Assad arrived in Jeddah on Thursday to attend the summit upon the invitation of Saudi King Salman bin Abdulaziz Al Saud, first such invitation since Syria was engulfed by foreign-sponsored militancy over 10 years ago.
Syria's 12-year suspension from the Arab League was lifted on May 7 after a vote by Arab government delegates in Cairo. The decision was supported by all 13 of the 22 member states that were present at the session.
The growing normalization has not been welcomed by Washington whose policies in the past decade have been focused on putting an end to the Assad government and isolating Syria.
On Thursday, Newsweek termed Assad's visit to Saudi Arabia as the "biggest blow" that President Joe Biden has received when it comes to his anti-Syria policies.
The publication cited the Syrian Mission to the United Nations urging Washington to end its illegal military presence in Syria and lift sanctions against the country.
The UN foundational document "affirms respect for the sovereignty of states and the non-use or threat of force in international relations, and rejects the crimes of aggression and occupation as the most serious and grave violation of international law, and, on the other hand, restricts the possibility of imposing sanctions to the Security Council," the mission told Newsweek.
The United States, maintained the mission, "must abandon its hostile policies towards Syria, start withdrawing its forces from Syrian territory, and stop supporting illegal militias and terrorist entities."

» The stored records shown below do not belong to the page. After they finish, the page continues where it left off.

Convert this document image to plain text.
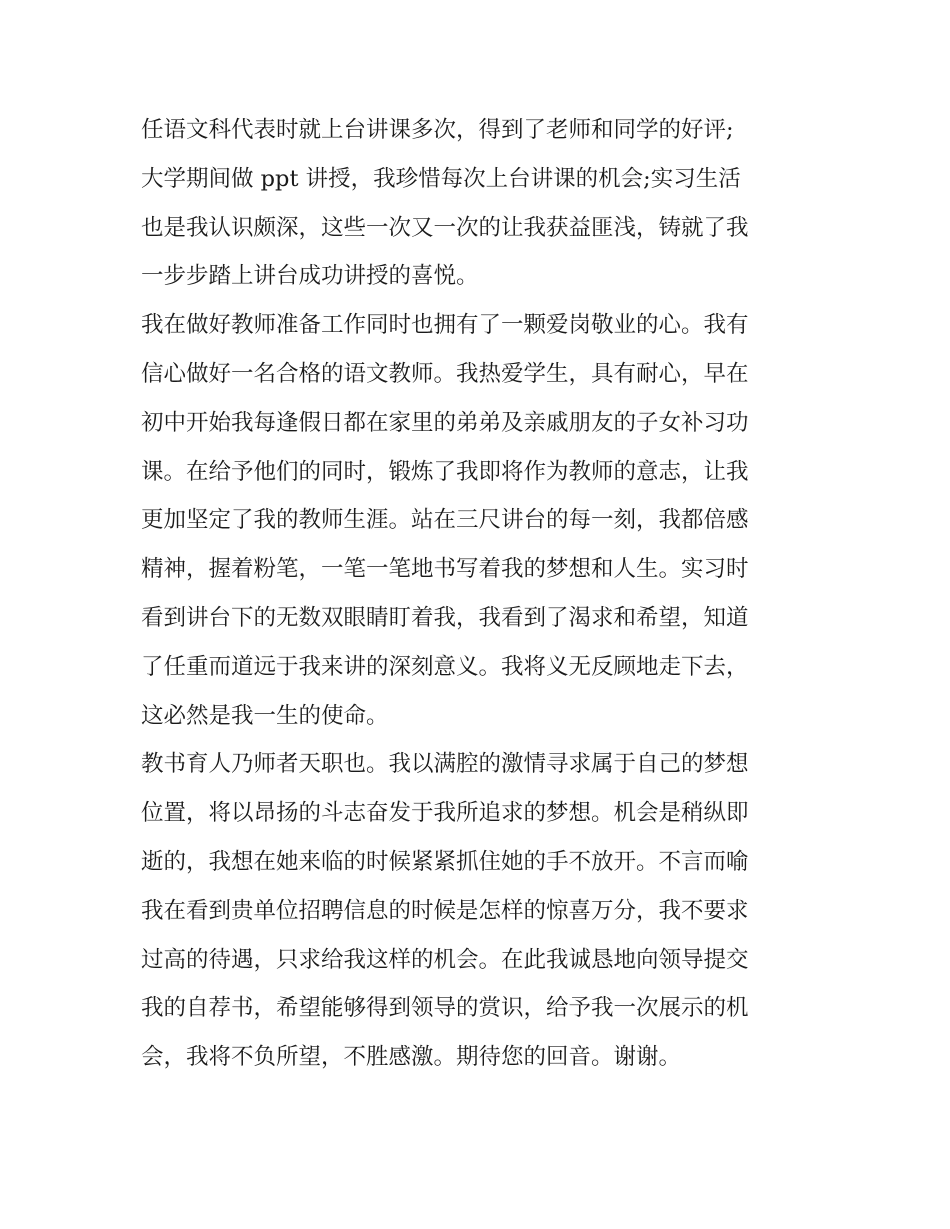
任语文科代表时就上台讲课多次，得到了老师和同学的好评;
大学期间做 ppt 讲授，我珍惜每次上台讲课的机会;实习生活
也是我认识颇深，这些一次又一次的让我获益匪浅，铸就了我
一步步踏上讲台成功讲授的喜悦。
我在做好教师准备工作同时也拥有了一颗爱岗敬业的心。我有
信心做好一名合格的语文教师。我热爱学生，具有耐心，早在
初中开始我每逢假日都在家里的弟弟及亲戚朋友的子女补习功
课。在给予他们的同时，锻炼了我即将作为教师的意志，让我
更加坚定了我的教师生涯。站在三尺讲台的每一刻，我都倍感
精神，握着粉笔，一笔一笔地书写着我的梦想和人生。实习时
看到讲台下的无数双眼睛盯着我，我看到了渴求和希望，知道
了任重而道远于我来讲的深刻意义。我将义无反顾地走下去，
这必然是我一生的使命。
教书育人乃师者天职也。我以满腔的激情寻求属于自己的梦想
位置，将以昂扬的斗志奋发于我所追求的梦想。机会是稍纵即
逝的，我想在她来临的时候紧紧抓住她的手不放开。不言而喻
我在看到贵单位招聘信息的时候是怎样的惊喜万分，我不要求
过高的待遇，只求给我这样的机会。在此我诚恳地向领导提交
我的自荐书，希望能够得到领导的赏识，给予我一次展示的机
会，我将不负所望，不胜感激。期待您的回音。谢谢。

"The economic crisis and the huge inflation that the Americans are suffering from requires that they stop wasting taxpayers' money on establishing illegal military bases in Syria under pretexts that have been proven false such as defending US national security thousands of miles away from Washington."
Syrian diplomats also urged the US to "initiate the immediate lifting of the coercive measures imposed on the Syrians, which constitute collective punishment for them and the biggest obstacle to improving the humanitarian and living conditions, and providing basic services such as electricity, water and health care", the Newsweek said.

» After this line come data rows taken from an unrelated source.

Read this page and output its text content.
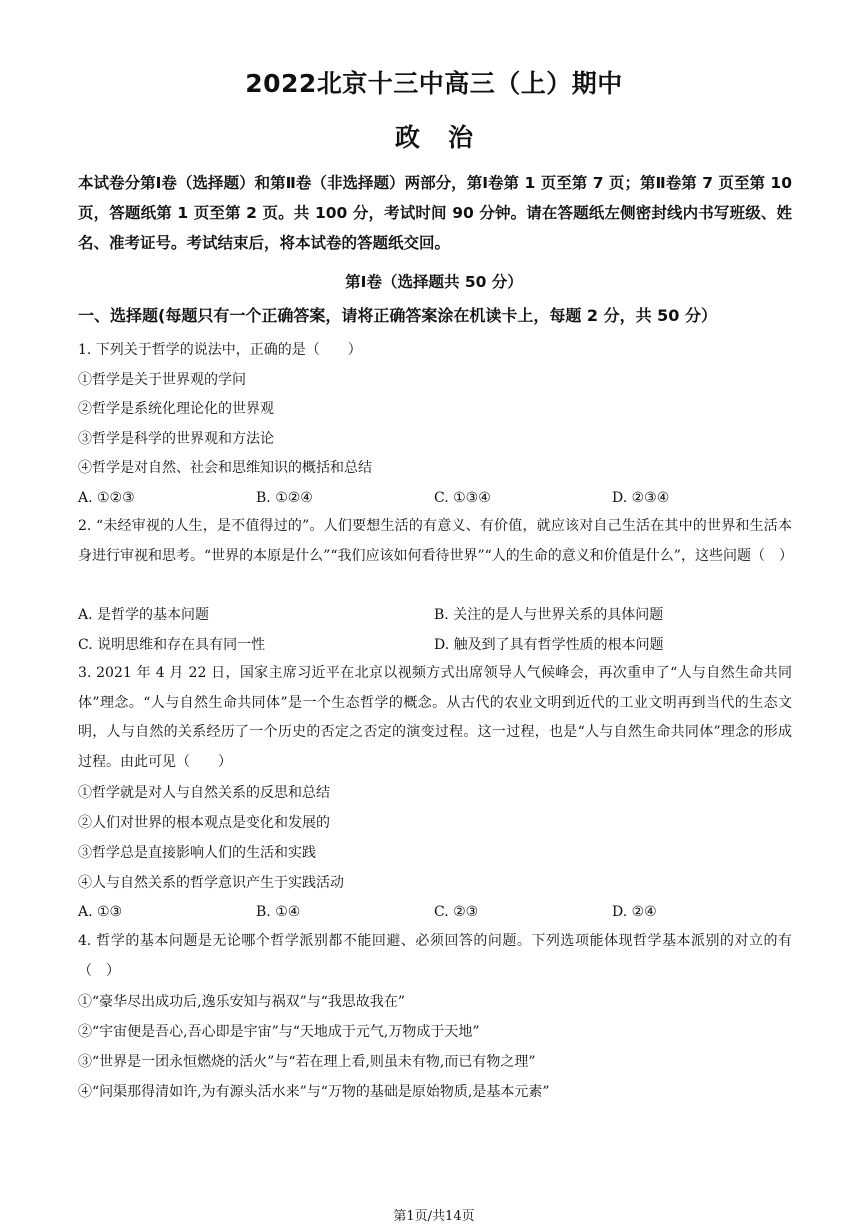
2022北京十三中高三（上）期中
政治
本试卷分第Ⅰ卷（选择题）和第Ⅱ卷（非选择题）两部分，第Ⅰ卷第 1 页至第 7 页；第Ⅱ卷第 7 页至第 10 页，答题纸第 1 页至第 2 页。共 100 分，考试时间 90 分钟。请在答题纸左侧密封线内书写班级、姓名、准考证号。考试结束后，将本试卷的答题纸交回。
第Ⅰ卷（选择题共 50 分）
一、选择题(每题只有一个正确答案，请将正确答案涂在机读卡上，每题 2 分，共 50 分）
1. 下列关于哲学的说法中，正确的是（　　）
①哲学是关于世界观的学问
②哲学是系统化理论化的世界观
③哲学是科学的世界观和方法论
④哲学是对自然、社会和思维知识的概括和总结
A. ①②③	B. ①②④	C. ①③④	D. ②③④
2. “未经审视的人生，是不值得过的”。人们要想生活的有意义、有价值，就应该对自己生活在其中的世界和生活本身进行审视和思考。“世界的本原是什么”“我们应该如何看待世界”“人的生命的意义和价值是什么”，这些问题（　）
A. 是哲学的基本问题	B. 关注的是人与世界关系的具体问题
C. 说明思维和存在具有同一性	D. 触及到了具有哲学性质的根本问题
3. 2021 年 4 月 22 日，国家主席习近平在北京以视频方式出席领导人气候峰会，再次重申了“人与自然生命共同体”理念。“人与自然生命共同体”是一个生态哲学的概念。从古代的农业文明到近代的工业文明再到当代的生态文明，人与自然的关系经历了一个历史的否定之否定的演变过程。这一过程，也是“人与自然生命共同体”理念的形成过程。由此可见（　　）
①哲学就是对人与自然关系的反思和总结
②人们对世界的根本观点是变化和发展的
③哲学总是直接影响人们的生活和实践
④人与自然关系的哲学意识产生于实践活动
A. ①③	B. ①④	C. ②③	D. ②④
4. 哲学的基本问题是无论哪个哲学派别都不能回避、必须回答的问题。下列选项能体现哲学基本派别的对立的有（　）
①“豪华尽出成功后,逸乐安知与祸双”与“我思故我在”
②“宇宙便是吾心,吾心即是宇宙”与“天地成于元气,万物成于天地”
③“世界是一团永恒燃烧的活火”与“若在理上看,则虽未有物,而已有物之理”
④“问渠那得清如许,为有源头活水来”与“万物的基础是原始物质,是基本元素”
第1页/共14页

Washington, for its part, has expressed staunch opposition to any lifting of sanctions or normalization of relations with Assad.
Newsweek cited a State Department spokesperson as saying that "our sanctions remain in full effect, and they will not be loosened absent a resolution of the underlying conflict..."
Secretary of State Antony Blinken explicitly rejected the recent developments bringing Assad back into the Arab fold when he told a press conference that "we do not believe that Syria merits readmission to the Arab League."
"It's a point we've made to all of our regional partners, but they have to make their own decisions," Blinken said.
And yet, he said the Biden administration continues to "have shared goals when it comes to Syria with our partners".
"So, I think the Arab perspective, as articulated through the Arab League, is they believe that they can pursue these objectives through more direct engagement," Blinken stated. "We may have a different perspective when it comes to that, but the objectives that we have I think are the same. So, that's where the focus is."
The Arab League suspended Syria’s membership in November 2011, when the country launched a campaign to weed out the most violent militants trickling into the country from around the world. Syria, one of the six founding members of the Arab League in 1945, has denounced the move as “illegal and a violation of the organization’s charter.”
Riyadh and Damascus agreed in March to resume diplomatic relations and re-open embassies after more than a decade.
Assad has already visited the United Arab Emirates (UAE) and Oman and is expected to visit other Arab states as well in the near future.